Cofres cheios e barrigas vazias

Nacional

“Portugal tem os cofres cheios”. Foi com esta tirada insultuosa, perversa, ignóbil, que a ministra das finanças encerrou as jornadas do PSD. Com a sua habitual pose altaneira, almejando o júbilo de uma plateia certamente inebriada pela gloriosa revelação, a responsável política que não foi senão “carrasco” de milhões de portugueses e portuguesas, vem gabar-se de que, afinal, o país “tem os cofres cheios”. Cofres cheios “para honrar os seus compromissos na eventualidade de surgirem perturbações no funcionamento do mercado”, claro está, não vá haver qualquer tipo de dúvidas. E eis-nos então perante o país sonhado por PSD e CDS: um país “de cofres cheios”, mas que obriga crianças a irem à escola nas férias para terem direito a uma refeição digna.

E eis-nos então perante o país sonhado por PSD e CDS: um país “de cofres cheios”, mas que obriga crianças a irem à escola nas férias para terem direito a uma refeição digna

O que foi que aconteceu entretanto neste país ao mesmo tempo que se “enchiam os cofres”? Milhares de famílias eram arrancadas de suas casas devido aos cortes de rendimentos e impossibilidade de cumprimento das suas obrigações. Milhares de pessoas desprovidas de qualquer apoio social entregues à sua sorte, condenadas à mendicância da caridade. Centenas de milhares de jovens atirados para a emigração por políticas recessivas e destruidoras do tecido empresarial. Dezenas (centenas?) de mortos em unidades de saúde que foram decepadas por cortes cegos e racionalizações obsessivas. Milhares de jovens que abandonam os estudos e a possibilidade de cumprirem os seus sonhos por falta de apoios e pelo empobrecimento acelerado das suas famílias. Degradação social, desemprego acentuado, desinvestimento público, obras paradas, progressões congeladas, contratações escassas e precárias, retrocesso económico, mais pobreza, mais infelicidade, mais desespero, mais miséria. A sorte é o país ter “os cofres cheios” para pagar “aos mercados”.

Mas todos sabemos também que não foram só “os cofres” do estado que encheram durante todos estes anos. E encheram à custa do suor e da miséria de muita gente. Os banqueiros, por exemplo, nunca tiveram os cofres vazios. As grandes fortunas aumentaram como nunca. Os milionários continuaram a acumular. Ninguém lhes tocou com um dedo. Ninguém lhes fez frente, antes pelo contrário. Os ricos mais ricos, os pobres mais pobres, a concentração de uma grande percentagem da riqueza nacional nas mãos de meia dúzia, são as estatísticas oficiais que o dizem, é a realidade que o demonstra.

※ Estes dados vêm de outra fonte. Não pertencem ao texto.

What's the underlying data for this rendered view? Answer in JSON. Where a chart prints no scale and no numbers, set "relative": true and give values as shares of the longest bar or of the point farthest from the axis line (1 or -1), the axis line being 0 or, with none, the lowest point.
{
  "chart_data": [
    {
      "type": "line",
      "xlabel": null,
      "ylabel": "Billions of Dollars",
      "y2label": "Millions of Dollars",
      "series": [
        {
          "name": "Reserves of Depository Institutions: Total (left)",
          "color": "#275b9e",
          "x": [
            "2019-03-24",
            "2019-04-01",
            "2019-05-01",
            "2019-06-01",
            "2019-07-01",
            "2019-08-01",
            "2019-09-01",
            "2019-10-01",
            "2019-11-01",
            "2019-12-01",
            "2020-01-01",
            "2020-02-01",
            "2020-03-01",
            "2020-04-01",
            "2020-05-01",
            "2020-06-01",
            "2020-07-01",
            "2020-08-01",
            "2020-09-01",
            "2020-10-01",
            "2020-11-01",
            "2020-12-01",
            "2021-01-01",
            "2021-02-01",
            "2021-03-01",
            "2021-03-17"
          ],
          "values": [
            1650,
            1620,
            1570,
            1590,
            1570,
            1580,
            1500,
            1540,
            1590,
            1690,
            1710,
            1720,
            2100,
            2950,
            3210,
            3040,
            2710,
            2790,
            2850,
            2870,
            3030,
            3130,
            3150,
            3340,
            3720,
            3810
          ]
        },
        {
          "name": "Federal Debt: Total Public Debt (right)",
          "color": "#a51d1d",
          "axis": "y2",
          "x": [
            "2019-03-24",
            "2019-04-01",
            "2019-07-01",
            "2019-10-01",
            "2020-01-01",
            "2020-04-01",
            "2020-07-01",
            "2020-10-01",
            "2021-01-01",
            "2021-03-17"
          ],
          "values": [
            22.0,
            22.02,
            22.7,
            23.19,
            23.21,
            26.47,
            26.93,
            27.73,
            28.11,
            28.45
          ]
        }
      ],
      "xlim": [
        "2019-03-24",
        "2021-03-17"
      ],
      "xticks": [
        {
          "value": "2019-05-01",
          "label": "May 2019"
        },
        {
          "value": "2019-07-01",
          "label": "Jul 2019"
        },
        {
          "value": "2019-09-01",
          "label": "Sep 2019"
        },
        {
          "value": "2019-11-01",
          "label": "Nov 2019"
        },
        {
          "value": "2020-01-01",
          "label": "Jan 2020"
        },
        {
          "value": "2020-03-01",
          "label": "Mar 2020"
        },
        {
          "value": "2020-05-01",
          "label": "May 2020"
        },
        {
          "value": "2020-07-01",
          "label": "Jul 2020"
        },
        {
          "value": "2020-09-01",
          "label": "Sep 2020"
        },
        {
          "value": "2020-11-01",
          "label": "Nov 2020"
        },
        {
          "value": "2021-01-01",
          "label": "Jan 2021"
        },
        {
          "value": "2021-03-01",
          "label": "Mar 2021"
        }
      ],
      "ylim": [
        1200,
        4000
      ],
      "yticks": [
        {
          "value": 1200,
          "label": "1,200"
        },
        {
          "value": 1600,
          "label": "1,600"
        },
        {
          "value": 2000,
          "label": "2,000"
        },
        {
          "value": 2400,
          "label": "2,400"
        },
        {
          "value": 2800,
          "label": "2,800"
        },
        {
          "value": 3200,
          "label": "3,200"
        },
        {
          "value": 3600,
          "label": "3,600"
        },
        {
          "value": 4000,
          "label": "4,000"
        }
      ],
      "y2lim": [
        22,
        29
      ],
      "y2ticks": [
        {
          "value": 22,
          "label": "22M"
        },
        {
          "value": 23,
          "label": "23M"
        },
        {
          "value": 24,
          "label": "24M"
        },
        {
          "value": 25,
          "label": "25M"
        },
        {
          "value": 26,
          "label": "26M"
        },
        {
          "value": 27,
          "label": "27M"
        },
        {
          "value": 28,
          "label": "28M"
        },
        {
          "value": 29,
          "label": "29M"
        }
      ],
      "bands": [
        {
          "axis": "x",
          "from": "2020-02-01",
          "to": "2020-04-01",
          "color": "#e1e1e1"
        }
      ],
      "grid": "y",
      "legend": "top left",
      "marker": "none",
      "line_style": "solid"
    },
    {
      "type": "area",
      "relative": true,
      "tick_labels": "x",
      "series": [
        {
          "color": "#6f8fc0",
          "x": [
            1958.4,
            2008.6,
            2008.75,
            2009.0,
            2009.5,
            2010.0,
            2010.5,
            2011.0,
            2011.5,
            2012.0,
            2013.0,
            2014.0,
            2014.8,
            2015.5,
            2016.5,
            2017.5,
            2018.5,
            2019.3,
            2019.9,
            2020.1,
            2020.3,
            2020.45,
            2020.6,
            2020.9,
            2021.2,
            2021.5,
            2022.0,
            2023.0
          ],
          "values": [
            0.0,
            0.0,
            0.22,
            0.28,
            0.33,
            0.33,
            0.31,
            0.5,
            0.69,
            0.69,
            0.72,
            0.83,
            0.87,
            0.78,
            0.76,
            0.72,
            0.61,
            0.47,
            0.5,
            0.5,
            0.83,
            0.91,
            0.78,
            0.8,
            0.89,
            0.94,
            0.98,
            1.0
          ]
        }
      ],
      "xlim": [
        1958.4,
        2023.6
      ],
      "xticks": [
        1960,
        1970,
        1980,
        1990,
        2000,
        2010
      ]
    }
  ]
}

Não se pode pedir a este governo sem ponta de sensibilidade, a estes ministros calculistas e economicistas e desprovidos de elementar humanidade que invertam o rumo, ou corrijam o que quer que seja. Neste momento, protegidos por um presidente da república de igual casta, a impunidade vigora e vigorará por mais escândalos – e são uns atrás dos outros – que venham à tona. Mas fartos deste regabofe e desta falta de pejo pedimos, pelo menos, que se calem. Que se calem. Que parem de insultar as pessoas com tiradas imbecis. Que se resignem à miserável condição de agentes da destruição de vidas e salvação de fortunas. Estamos fartos de tudo o que vos diga respeito. Os portugueses já não aguentam ouvir-vos, os portugueses já não podem sequer olhar para a vossa cara nos ecrãs. Enterrem a cabeça, saiam, demitam-se, desapareçam da política de uma vez por todas.